To verify that the proposed model can achieve satisfactory performance and to further validate the model's malicious code detection capability, this section compares MDC-RepNet with existing malicious code detection methods based on visual analysis based on the Malimg dataset. Table 11 summarises the performance metrics of each malicious code detection method, from which we can see that MDC-RepNet achieves an accuracy of 99.57% and a prediction time of 67 ms, which is much lower than that of the existing state-of-the-art research.
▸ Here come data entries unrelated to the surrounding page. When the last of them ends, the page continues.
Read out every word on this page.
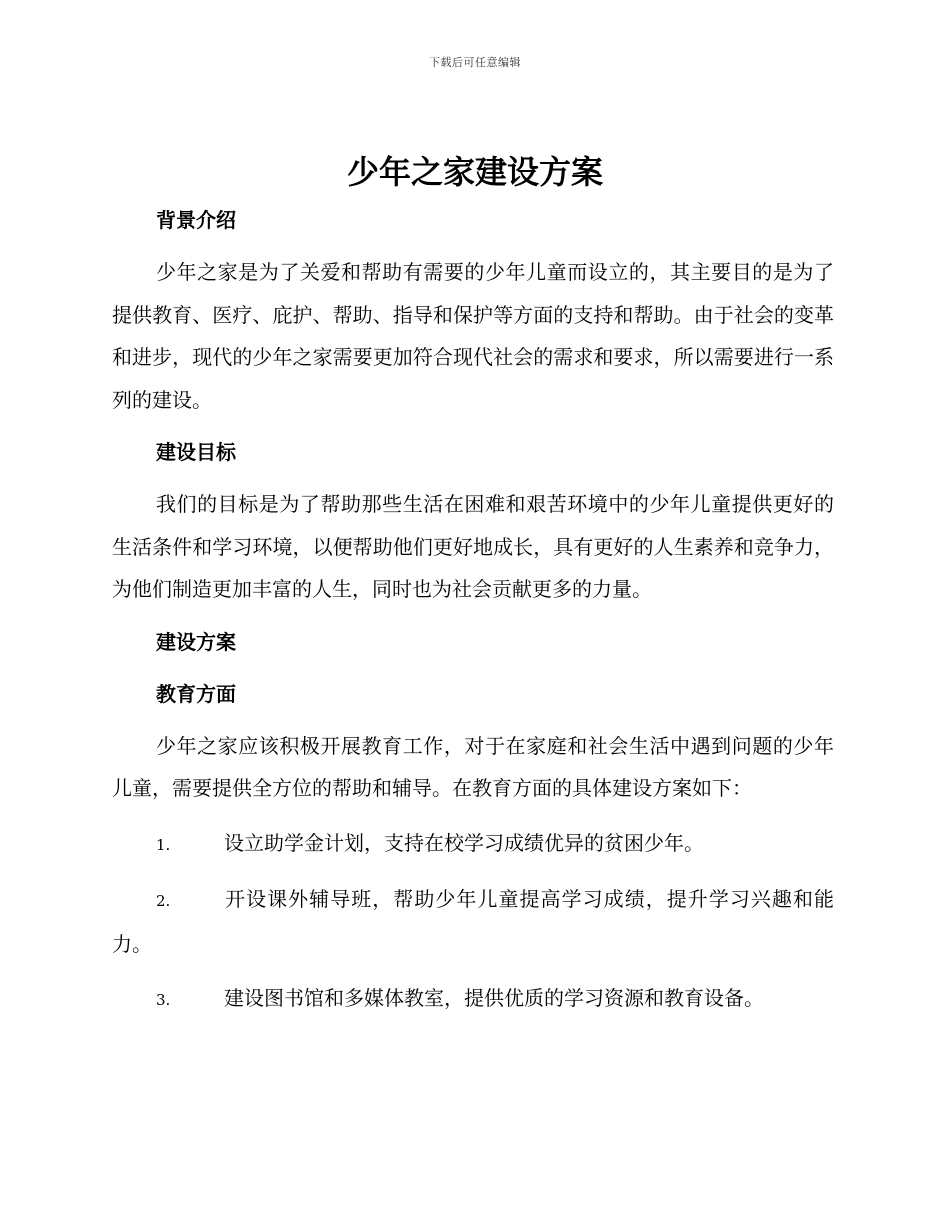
下载后可任意编辑
少年之家建设方案
背景介绍

少年之家是为了关爱和帮助有需要的少年儿童而设立的，其主要目的是为了提供教育、医疗、庇护、帮助、指导和保护等方面的支持和帮助。由于社会的变革和进步，现代的少年之家需要更加符合现代社会的需求和要求，所以需要进行一系列的建设。

建设目标

我们的目标是为了帮助那些生活在困难和艰苦环境中的少年儿童提供更好的生活条件和学习环境，以便帮助他们更好地成长，具有更好的人生素养和竞争力，为他们制造更加丰富的人生，同时也为社会贡献更多的力量。

建设方案
教育方面

少年之家应该积极开展教育工作，对于在家庭和社会生活中遇到问题的少年儿童，需要提供全方位的帮助和辅导。在教育方面的具体建设方案如下：

1.	设立助学金计划，支持在校学习成绩优异的贫困少年。

2.	开设课外辅导班，帮助少年儿童提高学习成绩，提升学习兴趣和能力。

3.	建设图书馆和多媒体教室，提供优质的学习资源和教育设备。
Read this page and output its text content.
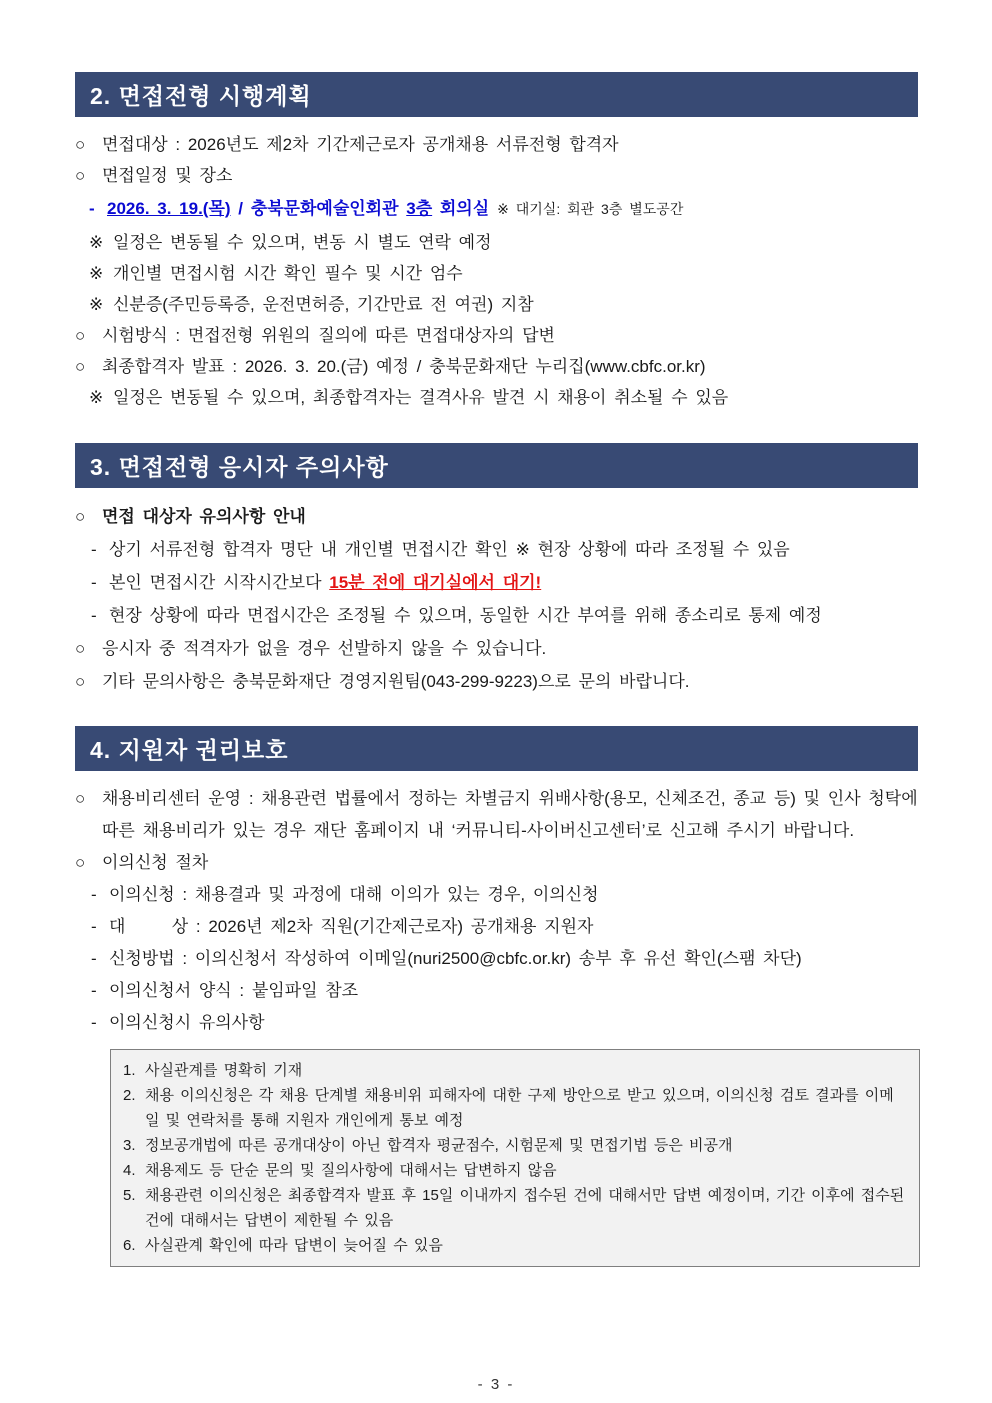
2. 면접전형 시행계획
○ 면접대상 : 2026년도 제2차 기간제근로자 공개채용 서류전형 합격자
○ 면접일정 및 장소
- 2026. 3. 19.(목) / 충북문화예술인회관 3층 회의실 ※ 대기실: 회관 3층 별도공간
※ 일정은 변동될 수 있으며, 변동 시 별도 연락 예정
※ 개인별 면접시험 시간 확인 필수 및 시간 엄수
※ 신분증(주민등록증, 운전면허증, 기간만료 전 여권) 지참
○ 시험방식 : 면접전형 위원의 질의에 따른 면접대상자의 답변
○ 최종합격자 발표 : 2026. 3. 20.(금) 예정 / 충북문화재단 누리집(www.cbfc.or.kr)
※ 일정은 변동될 수 있으며, 최종합격자는 결격사유 발견 시 채용이 취소될 수 있음
3. 면접전형 응시자 주의사항
○ 면접 대상자 유의사항 안내
- 상기 서류전형 합격자 명단 내 개인별 면접시간 확인 ※ 현장 상황에 따라 조정될 수 있음
- 본인 면접시간 시작시간보다 15분 전에 대기실에서 대기!
- 현장 상황에 따라 면접시간은 조정될 수 있으며, 동일한 시간 부여를 위해 종소리로 통제 예정
○ 응시자 중 적격자가 없을 경우 선발하지 않을 수 있습니다.
○ 기타 문의사항은 충북문화재단 경영지원팀(043-299-9223)으로 문의 바랍니다.
4. 지원자 권리보호
○ 채용비리센터 운영 : 채용관련 법률에서 정하는 차별금지 위배사항(용모, 신체조건, 종교 등) 및 인사 청탁에 따른 채용비리가 있는 경우 재단 홈페이지 내 ‘커뮤니티-사이버신고센터’로 신고해 주시기 바랍니다.
○ 이의신청 절차
- 이의신청 : 채용결과 및 과정에 대해 이의가 있는 경우, 이의신청
- 대      상 : 2026년 제2차 직원(기간제근로자) 공개채용 지원자
- 신청방법 : 이의신청서 작성하여 이메일(nuri2500@cbfc.or.kr) 송부 후 유선 확인(스팸 차단)
- 이의신청서 양식 : 붙임파일 참조
- 이의신청시 유의사항
1. 사실관계를 명확히 기재
2. 채용 이의신청은 각 채용 단계별 채용비위 피해자에 대한 구제 방안으로 받고 있으며, 이의신청 검토 결과를 이메일 및 연락처를 통해 지원자 개인에게 통보 예정
3. 정보공개법에 따른 공개대상이 아닌 합격자 평균점수, 시험문제 및 면접기법 등은 비공개
4. 채용제도 등 단순 문의 및 질의사항에 대해서는 답변하지 않음
5. 채용관련 이의신청은 최종합격자 발표 후 15일 이내까지 접수된 건에 대해서만 답변 예정이며, 기간 이후에 접수된 건에 대해서는 답변이 제한될 수 있음
6. 사실관계 확인에 따라 답변이 늦어질 수 있음
- 3 -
Our model achieves better results in terms of accuracy, precision and other evaluation metrics than all existing research techniques.

Table 11 Performance metrics of each malicious code classification method

The reason for this is related to the properties of convolution: in this paper, we use point-by-point convolution after deep convolution, large kernel convolution instead of the self-attention method to improve the model performance in the early stage, and re-parameterisation and jump-over connectivity in inference, which eliminates the time overhead of the extra branches in the inference stage and improves the classification accuracy without introducing the extra inference time to aggravate the computational burden. Thus the model parameters from the training phase can be equivalently used at inference time, resulting in lower memory access costs and higher efficiency, achieving an accuracy-latency balance.

4 Conclusion

This paper proposes a malicious code detection method that combines CNNs and Transformers. The method takes deep neural networks as a framework, adopts the modular design idea, and introduces a new Token hybrid operator to make its structure reparameterized, which reduces the memory access cost by eliminating the jump connections in the network. Meanwhile, this paper adopts techniques such as training time over-parameterization and large kernel convolution to improve the accuracy. In the data preprocessing stage, this paper uses pixel-filling-based image size normalization algorithm and data enhancement techniques to improve the loss of image texture information and dataset category imbalance problem during malicious code image size deflation, respectively, and to enhance the expression of critical features to alleviate the overfitting phenomenon of the model. Finally, the deep neural network model is trained to realize the classification of malicious code and its variants. Through experiments, it is proved that the method in this paper has a stable improvement in accuracy and operation efficiency, which is better than the current malicious code detection technology.

In our future research, we will further investigate, design and implement appropriate improvements to enhance the performance and applicability of MDC-RepNet. We will try to address some of the current limitations of MDC-RepNet with respect to family confusion and continue to explore new methods and techniques such as color deconvolution techniques [59], dynamic multi-scale topology techniques [60] and linguistic sequence-based evaluation methods [61, 62], etc., Combining the latest deep learning-based research results [22, 24] to improve the research in the field of malware classification.